Bérénice Bejo et Cédric Kahn sont incroyables dans L'Economie du couple
Le Pacte

Le film de Joachim Lafosse nous fait pleurer avec Bella de Maître Gims.

Présenté à la Quinzaine des réalisateurs en 2016, L'Economie du couple avait ému Première. Ce drame revient ce soir sur Arte.

Cannes 2016 : Cédric Kahn : "c'était imprévu de faire l'acteur"
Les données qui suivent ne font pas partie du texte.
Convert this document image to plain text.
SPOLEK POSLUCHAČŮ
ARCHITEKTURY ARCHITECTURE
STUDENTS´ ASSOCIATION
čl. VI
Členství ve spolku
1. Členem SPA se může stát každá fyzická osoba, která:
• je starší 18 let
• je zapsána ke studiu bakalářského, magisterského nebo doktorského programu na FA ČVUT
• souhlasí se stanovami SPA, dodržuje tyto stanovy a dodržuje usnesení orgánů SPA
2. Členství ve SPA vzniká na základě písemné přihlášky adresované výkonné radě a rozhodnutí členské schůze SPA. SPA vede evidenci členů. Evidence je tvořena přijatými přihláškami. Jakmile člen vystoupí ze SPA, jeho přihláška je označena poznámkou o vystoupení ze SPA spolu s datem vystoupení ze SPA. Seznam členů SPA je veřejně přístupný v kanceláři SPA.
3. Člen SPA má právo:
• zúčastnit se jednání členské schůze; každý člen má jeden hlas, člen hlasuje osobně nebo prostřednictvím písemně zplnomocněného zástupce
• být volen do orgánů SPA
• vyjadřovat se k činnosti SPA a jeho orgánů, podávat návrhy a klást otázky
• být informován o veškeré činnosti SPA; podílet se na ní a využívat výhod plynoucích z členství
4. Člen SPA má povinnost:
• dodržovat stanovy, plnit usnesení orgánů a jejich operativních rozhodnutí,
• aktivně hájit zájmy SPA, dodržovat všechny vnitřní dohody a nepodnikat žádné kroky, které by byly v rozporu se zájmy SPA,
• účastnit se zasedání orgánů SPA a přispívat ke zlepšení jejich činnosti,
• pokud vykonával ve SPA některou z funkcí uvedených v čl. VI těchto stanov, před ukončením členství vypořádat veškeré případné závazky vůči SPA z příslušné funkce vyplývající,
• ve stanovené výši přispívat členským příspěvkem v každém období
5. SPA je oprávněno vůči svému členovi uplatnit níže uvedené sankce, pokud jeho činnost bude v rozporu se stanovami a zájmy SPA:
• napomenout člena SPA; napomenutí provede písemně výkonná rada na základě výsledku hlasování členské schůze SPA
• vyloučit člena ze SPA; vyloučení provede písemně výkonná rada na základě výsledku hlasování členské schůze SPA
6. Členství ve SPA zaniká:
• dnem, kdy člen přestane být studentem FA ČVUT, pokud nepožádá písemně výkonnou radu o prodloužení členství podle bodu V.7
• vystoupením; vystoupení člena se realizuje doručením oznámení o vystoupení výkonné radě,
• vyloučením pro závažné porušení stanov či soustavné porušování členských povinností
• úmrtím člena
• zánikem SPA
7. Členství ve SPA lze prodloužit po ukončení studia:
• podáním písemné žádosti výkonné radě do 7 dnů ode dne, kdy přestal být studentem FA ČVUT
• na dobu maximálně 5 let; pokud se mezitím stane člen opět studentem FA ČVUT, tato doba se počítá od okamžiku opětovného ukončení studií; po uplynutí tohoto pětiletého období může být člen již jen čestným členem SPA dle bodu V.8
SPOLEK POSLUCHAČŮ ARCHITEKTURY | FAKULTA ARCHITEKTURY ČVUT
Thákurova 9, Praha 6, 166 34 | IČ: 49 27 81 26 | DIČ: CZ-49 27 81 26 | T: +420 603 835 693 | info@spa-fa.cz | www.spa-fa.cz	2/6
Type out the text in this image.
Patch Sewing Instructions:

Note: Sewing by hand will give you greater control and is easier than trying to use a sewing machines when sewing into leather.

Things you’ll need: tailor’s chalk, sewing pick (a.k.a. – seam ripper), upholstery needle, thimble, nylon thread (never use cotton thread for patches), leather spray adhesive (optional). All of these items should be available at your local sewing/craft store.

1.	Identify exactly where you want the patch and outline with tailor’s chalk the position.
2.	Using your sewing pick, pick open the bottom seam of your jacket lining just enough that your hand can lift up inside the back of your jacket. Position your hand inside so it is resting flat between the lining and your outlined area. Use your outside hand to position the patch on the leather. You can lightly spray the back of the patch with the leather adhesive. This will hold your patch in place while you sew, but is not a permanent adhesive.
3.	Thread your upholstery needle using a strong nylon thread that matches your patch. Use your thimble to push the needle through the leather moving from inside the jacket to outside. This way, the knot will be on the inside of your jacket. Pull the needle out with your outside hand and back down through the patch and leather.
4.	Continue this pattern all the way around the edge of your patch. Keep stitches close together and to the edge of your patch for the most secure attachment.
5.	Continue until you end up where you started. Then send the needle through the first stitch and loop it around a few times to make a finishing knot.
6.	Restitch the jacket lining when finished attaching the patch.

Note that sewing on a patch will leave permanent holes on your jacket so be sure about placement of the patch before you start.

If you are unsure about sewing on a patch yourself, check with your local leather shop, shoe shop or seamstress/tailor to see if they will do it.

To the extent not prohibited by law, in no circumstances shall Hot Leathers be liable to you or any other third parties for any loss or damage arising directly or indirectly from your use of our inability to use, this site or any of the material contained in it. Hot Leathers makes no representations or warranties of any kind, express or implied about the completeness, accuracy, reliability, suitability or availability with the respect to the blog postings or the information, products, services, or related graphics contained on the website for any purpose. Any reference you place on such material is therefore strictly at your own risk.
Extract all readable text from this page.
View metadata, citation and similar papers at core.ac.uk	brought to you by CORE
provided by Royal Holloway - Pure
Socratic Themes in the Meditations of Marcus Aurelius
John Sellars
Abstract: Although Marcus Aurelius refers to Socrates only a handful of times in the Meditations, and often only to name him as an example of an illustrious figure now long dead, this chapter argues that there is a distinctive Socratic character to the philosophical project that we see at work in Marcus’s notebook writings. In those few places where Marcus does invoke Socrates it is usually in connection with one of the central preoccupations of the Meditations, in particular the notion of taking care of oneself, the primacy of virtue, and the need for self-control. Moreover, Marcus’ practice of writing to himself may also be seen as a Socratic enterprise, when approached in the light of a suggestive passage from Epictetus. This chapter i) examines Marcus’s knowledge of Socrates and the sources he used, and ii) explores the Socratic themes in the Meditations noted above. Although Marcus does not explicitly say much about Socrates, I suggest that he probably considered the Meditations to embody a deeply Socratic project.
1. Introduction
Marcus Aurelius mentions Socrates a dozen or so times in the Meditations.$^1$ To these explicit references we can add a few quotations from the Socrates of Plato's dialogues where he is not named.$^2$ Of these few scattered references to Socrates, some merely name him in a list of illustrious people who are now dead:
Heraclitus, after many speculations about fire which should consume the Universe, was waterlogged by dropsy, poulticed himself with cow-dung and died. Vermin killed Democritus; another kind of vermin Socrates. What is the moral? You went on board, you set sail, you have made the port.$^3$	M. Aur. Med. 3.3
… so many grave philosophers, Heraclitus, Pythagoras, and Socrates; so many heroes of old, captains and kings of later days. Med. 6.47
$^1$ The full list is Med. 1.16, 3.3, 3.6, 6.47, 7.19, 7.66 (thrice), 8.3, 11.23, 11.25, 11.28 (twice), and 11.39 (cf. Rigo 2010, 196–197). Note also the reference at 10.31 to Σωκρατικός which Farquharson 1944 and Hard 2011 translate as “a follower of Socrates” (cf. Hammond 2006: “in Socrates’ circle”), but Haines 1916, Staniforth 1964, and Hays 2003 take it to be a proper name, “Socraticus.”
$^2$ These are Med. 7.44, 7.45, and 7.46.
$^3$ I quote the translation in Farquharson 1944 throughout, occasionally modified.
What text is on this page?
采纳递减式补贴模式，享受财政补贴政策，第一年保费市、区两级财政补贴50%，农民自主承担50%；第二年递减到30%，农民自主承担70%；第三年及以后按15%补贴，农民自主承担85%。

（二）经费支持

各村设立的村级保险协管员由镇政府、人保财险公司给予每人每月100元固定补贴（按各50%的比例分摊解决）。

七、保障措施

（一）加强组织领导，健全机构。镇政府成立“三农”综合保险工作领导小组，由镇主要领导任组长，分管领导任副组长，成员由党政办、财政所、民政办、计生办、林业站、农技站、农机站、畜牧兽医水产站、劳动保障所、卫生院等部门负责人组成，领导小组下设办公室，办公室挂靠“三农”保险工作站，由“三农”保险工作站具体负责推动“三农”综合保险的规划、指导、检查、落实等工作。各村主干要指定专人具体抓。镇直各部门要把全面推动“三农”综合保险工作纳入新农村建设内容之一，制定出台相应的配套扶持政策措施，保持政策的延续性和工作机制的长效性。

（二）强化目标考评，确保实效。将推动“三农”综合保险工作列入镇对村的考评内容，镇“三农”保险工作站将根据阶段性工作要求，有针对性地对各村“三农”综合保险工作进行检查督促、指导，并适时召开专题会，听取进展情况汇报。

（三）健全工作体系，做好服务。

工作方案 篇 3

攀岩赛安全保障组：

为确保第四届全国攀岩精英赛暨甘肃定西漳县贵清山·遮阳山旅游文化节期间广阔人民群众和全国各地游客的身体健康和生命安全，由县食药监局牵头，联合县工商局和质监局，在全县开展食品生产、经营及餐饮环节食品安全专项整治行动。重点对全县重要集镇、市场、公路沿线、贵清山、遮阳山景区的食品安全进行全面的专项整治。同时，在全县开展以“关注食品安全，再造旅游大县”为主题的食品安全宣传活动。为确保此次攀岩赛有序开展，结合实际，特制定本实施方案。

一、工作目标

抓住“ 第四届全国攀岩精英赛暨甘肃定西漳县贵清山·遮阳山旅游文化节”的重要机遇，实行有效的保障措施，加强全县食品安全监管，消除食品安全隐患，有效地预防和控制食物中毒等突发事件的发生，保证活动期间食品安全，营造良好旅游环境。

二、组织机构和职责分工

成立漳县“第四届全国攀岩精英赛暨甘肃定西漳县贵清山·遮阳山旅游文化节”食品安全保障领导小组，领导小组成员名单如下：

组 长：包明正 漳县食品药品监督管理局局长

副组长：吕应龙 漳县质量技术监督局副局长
Les Anglais appellent ce genre de film kitchen sink, "évier de cuisine". Des drames prolos-familiaux frontaux et socialement réalistes, coincés entre quatre murs. Le terme semble s'appliquer parfaitement à L'Economie du couple puisque le nouveau film de Joachim Lafosse -présenté à la Quinzaine des réalisateurs de Cannes 2016- se passe quasi entièrement dans un appartement dont la cuisine est l'élément central (voilà pour la kitchen) et qu'il décrit la dernière partie du naufrage (sink) d'un couple. Voilà donc Marie, Boris et leurs filles jumelles, coincés dans un appartement en attendant que Boris se barre mais une sombre histoire d'argent reste à régler. Tout résonne très fortement avec le vécu des spectateurs : les engueulades pour le quotidien, les petites et mesquines manipulations, les crises, les gênes. Et lorsque les crises arrivent on ne peut que louer l'immense talent de Bérénice Bejo et Cédric Kahn, qui ne tombent jamais dans l'hystérie, l'émotion facile de l'acteur en roue libre. Ici des silences, des petits gestes à la place des cris et des hurlements -oh, il y en a, mais quand ils arrivent ce n'est pas par facilité, par paresse, mais bien par justesse.

Whou-ouh-ouh Bella
Après deux films qui partaient de faits divers (A perdre la raison, Les Chevaliers blancs) pour finalement raconter tout autre chose, Lafosse abandonne dans L'Economie du couple la narration classique, la structure début-milieu-fin, la pseudo-nécessité d'une introduction ou d'une conclusion. L'idée est d'être le plus fidèlement réaliste et émouvant possible, sans mélo ni pathos : c'est gagné. Chaque scène immensément étirée explore la fin du couple dans toutes ses nuances, et le climax intervient lors d'une scène de danse déchirante sur Bella de Maître Gims (et ouais) qui fait monter les larmes aux yeux et touche l'indicible émotion de la fin de l'amour. A la fin de L'Economie du couple (titre un peu trompeur : Lafosse ne cherche pas à exprimer une universalité avec la relation Marie/Boris), quand le drame éclate, c'est là qu'il prend de la distance et abandonne ses personnages à leurs haines et amours. On pourrait presque lui en vouloir.